I guess my concern is that we're making so many rules that we're getting in the way of letting our female characters fully develop as people...which means that we're over-thinking "types" instead of allowing them to be contradictory masses of vulnerabilities and small-mindedness and whatever else. It seems like a lot of writers either embrace those stereotypes wholesale, or else rebel against them wholesale. I find both ends problematic, because if we only give our female characters flaws that are strictly "gender neutral," A) we're kind of feeding the b.s. that these traits are "bad" which hearkens back to them being labeled "feminine" in the first place and B) we're creating unrealistic portrayals of women, since ignoring one's own gender status is more or less impossible in real life, at least if you live in the same world as the rest of us.

Even if our characters have transcended the society in which they live in a lot of ways (as extraordinary people/heroes are wont to do), I think to constantly label any perceived stereotypically feminine trait as "weak" is problematic in a whole other way, and one that won't necessarily send the right message to readers, either.

I guess I wish we could just forget all of that crap and just write PEOPLE.

I mean, one of the things I loved about the character Angel in Joss Whedon's show of the same name was how vain and petty he could be...and how cheap. It was hilarious to see this 200+ year old vampire chuck a cell phone in the trash because he couldn't figure out how to work his voice mail, and whine because people made fun of his hair.

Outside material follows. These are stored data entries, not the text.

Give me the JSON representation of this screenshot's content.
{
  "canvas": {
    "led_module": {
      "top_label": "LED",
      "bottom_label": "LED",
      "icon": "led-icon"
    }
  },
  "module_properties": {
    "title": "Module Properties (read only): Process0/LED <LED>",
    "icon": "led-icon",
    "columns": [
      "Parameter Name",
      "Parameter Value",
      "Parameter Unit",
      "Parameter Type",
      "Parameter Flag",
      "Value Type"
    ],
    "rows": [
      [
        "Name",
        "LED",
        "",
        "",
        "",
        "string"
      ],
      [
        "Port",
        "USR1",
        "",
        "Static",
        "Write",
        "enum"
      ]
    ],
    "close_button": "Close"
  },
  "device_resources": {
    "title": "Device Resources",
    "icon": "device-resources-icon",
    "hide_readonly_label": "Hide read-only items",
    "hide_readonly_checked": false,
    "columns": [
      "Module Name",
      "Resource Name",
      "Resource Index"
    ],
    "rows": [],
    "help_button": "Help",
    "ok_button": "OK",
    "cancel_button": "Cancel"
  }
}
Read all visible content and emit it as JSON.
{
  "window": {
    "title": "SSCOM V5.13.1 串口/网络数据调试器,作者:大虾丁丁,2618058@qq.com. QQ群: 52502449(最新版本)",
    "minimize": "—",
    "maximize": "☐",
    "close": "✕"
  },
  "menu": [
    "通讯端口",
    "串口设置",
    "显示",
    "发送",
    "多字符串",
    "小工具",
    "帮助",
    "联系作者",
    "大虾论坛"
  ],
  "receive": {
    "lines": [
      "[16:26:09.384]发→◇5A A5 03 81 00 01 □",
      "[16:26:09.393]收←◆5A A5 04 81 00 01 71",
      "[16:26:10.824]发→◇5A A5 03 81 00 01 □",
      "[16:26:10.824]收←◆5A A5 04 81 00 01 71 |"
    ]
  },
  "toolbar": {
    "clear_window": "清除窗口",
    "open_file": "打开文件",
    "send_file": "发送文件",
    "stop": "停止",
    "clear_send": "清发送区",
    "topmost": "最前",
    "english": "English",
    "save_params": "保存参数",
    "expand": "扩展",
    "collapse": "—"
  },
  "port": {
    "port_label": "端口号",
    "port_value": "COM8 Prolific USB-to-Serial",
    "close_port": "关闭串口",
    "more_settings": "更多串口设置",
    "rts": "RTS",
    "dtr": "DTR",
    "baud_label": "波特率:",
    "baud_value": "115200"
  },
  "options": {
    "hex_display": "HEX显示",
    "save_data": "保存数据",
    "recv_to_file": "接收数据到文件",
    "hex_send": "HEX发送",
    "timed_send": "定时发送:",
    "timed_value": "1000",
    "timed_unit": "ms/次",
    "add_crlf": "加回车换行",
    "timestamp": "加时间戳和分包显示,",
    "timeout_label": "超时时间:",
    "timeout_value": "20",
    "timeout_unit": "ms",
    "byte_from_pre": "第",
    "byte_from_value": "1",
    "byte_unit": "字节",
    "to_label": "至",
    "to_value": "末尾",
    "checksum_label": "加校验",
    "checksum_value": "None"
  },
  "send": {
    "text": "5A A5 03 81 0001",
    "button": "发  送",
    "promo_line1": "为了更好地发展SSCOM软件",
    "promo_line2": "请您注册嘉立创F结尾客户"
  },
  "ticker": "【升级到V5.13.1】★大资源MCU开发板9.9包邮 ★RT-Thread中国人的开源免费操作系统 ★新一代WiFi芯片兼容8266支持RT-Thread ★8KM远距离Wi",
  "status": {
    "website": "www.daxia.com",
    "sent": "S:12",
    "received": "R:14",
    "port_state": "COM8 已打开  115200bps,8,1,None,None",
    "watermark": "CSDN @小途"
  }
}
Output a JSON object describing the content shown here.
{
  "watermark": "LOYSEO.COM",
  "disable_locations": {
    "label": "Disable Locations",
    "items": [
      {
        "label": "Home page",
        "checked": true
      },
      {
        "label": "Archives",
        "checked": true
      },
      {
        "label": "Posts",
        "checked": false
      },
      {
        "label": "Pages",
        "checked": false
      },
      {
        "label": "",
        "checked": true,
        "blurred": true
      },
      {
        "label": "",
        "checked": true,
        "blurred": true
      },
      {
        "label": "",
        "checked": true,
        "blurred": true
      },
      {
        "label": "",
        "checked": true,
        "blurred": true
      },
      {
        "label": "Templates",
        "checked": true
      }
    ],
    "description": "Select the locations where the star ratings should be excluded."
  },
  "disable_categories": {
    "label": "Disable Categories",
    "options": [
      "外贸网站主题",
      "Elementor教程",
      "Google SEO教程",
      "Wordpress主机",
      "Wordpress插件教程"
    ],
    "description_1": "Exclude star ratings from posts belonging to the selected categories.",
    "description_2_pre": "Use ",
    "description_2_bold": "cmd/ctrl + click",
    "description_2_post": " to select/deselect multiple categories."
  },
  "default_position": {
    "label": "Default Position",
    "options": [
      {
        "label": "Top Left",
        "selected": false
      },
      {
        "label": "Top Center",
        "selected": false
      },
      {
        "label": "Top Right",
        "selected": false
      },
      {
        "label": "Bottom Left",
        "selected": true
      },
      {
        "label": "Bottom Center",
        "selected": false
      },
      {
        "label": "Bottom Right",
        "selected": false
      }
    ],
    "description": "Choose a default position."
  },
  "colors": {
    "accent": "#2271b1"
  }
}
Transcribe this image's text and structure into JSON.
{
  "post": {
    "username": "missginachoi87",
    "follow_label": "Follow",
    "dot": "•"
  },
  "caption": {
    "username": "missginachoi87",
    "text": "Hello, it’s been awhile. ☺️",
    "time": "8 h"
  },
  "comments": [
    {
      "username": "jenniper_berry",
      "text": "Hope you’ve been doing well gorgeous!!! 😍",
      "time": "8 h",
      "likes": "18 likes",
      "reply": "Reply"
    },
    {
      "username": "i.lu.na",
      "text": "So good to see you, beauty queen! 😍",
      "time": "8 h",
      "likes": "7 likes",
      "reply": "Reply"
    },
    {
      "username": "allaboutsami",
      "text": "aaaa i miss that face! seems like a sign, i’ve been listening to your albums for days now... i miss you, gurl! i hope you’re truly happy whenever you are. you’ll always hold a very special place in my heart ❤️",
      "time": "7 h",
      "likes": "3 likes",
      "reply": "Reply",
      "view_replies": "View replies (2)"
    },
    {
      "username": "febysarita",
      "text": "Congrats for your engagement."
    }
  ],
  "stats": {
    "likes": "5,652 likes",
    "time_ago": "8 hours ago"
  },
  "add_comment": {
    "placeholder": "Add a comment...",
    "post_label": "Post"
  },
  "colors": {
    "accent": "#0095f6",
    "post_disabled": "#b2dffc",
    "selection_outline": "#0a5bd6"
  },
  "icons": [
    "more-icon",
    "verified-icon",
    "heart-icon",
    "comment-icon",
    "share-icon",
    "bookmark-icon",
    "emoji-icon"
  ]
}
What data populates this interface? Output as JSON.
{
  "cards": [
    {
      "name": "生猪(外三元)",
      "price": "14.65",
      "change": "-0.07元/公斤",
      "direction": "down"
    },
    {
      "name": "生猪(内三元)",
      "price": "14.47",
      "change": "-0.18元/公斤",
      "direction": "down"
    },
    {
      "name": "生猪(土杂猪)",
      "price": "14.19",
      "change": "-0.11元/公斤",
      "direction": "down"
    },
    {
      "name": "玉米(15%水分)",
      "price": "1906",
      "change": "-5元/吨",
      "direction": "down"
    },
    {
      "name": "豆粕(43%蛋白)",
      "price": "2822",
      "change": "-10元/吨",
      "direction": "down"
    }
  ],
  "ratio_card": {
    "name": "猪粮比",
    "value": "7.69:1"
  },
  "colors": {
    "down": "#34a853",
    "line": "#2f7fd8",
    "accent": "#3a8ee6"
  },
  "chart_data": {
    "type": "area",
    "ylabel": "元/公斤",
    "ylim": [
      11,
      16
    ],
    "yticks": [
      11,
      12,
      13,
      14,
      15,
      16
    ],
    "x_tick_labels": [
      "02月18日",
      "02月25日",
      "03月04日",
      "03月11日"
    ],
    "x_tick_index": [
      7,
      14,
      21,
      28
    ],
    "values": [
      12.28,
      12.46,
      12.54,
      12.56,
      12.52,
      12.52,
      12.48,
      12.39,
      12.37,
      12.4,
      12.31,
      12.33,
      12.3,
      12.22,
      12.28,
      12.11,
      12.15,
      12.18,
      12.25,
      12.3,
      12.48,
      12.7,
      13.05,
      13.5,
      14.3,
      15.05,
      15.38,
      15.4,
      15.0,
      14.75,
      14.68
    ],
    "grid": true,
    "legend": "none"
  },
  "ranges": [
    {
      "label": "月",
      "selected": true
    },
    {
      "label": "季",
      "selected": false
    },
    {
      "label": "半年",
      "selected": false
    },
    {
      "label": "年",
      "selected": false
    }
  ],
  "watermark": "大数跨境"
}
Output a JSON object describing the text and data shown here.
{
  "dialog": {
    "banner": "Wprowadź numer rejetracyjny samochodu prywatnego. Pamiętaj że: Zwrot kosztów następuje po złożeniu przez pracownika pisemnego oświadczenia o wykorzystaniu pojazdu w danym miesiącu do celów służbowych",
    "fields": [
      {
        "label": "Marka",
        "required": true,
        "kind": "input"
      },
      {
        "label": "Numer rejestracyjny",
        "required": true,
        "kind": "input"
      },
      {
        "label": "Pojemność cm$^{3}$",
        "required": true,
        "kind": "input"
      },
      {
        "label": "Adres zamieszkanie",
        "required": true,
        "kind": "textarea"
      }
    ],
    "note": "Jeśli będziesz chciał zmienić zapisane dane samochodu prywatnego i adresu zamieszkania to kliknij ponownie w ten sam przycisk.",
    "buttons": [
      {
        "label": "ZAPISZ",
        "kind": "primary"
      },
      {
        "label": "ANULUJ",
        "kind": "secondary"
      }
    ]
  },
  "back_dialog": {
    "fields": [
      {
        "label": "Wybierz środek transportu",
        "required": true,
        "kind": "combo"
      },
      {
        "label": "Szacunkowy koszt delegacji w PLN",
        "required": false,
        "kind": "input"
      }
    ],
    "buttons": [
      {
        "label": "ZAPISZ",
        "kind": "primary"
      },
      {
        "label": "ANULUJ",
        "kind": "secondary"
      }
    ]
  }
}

I've ranted about the character of Ripley in the Aliens franchise before, and specifically in James Cameron's Aliens itself, but I still think she's a great example of a female character that isn't trying too hard to "act male" in order to be taken seriously. She's definitely not a gender-neutral character. In the longer version of the movie, she's depicted as a mother grieving her child, and that being a huge part of her emotional life at the time. Throughout all versions, she's also depicted as a person who's clearly afraid of the aliens, having anxiety attacks and nightmares around her experiences, and flat-out refusing to go out there at all, at first. That fear never really abates throughout the movie. She's very clearly afraid as she is going down to find Newt in the sub-basement of the complex at the end...and even her anger in the last fight scene is tempered more in "Damn it, I'm finally going to end this!" versus "snark-snark, I'm not afraid of you! Nyah! Nyah!"

So yeah, she's afraid, out of her mind with fear a lot of the time, but it doesn't paralyze her, and she manages to face those fears right up to the end...which to me made her a much more "real" character, and a much stronger one.

Bottom line for me is, I just want to be able to explore human struggles within ALL kinds of characters, without making some kind of statement about womanhood or whatever else. I guess I'm still yearning for the days when we all just get to be seen as individuals, and the fact that it's still not that way with fictional characters just reflects that we're still not quite there in real life.

I'm also a little tired of anything stereotypically "feminine" still being demeaned. Like crying (yes, men do cry), or admitting vulnerabilities or letting yourself trust or love people, even if it gets you hurt more often than the "badasses" who never risk letting anyone in. At this point, I think I'm a lot more tired of these qualities being seen as "weak" than I am of them being seen as "feminine." Our views of strong vs. weak just strike me as so incredibly superficial and juvenile at times.

That being said, I know some (most) of this is in reaction to years and years of screaming women running through the woods in high heels and complaining about their hair in the middle of a "the world is ending" crisis, so I totally get it.

I guess I'm just waiting for the day when most of our depictions of strength don't come in this somewhat two-dimensional packaging, when we can look deeper and show more nuanced versions of character where vulnerability ("feminine" or not) isn't immediately denounced as "weak."

Sometimes, too, I wonder if this shows a lot more about the fears and weaknesses of our own culture than most of us probably really want to think about...where compassion is increasingly seen as a sucker's game, and any outward show of vulnerability an invitation to attack.


Anyway, I clearly need more coffee...so I will leave you with that.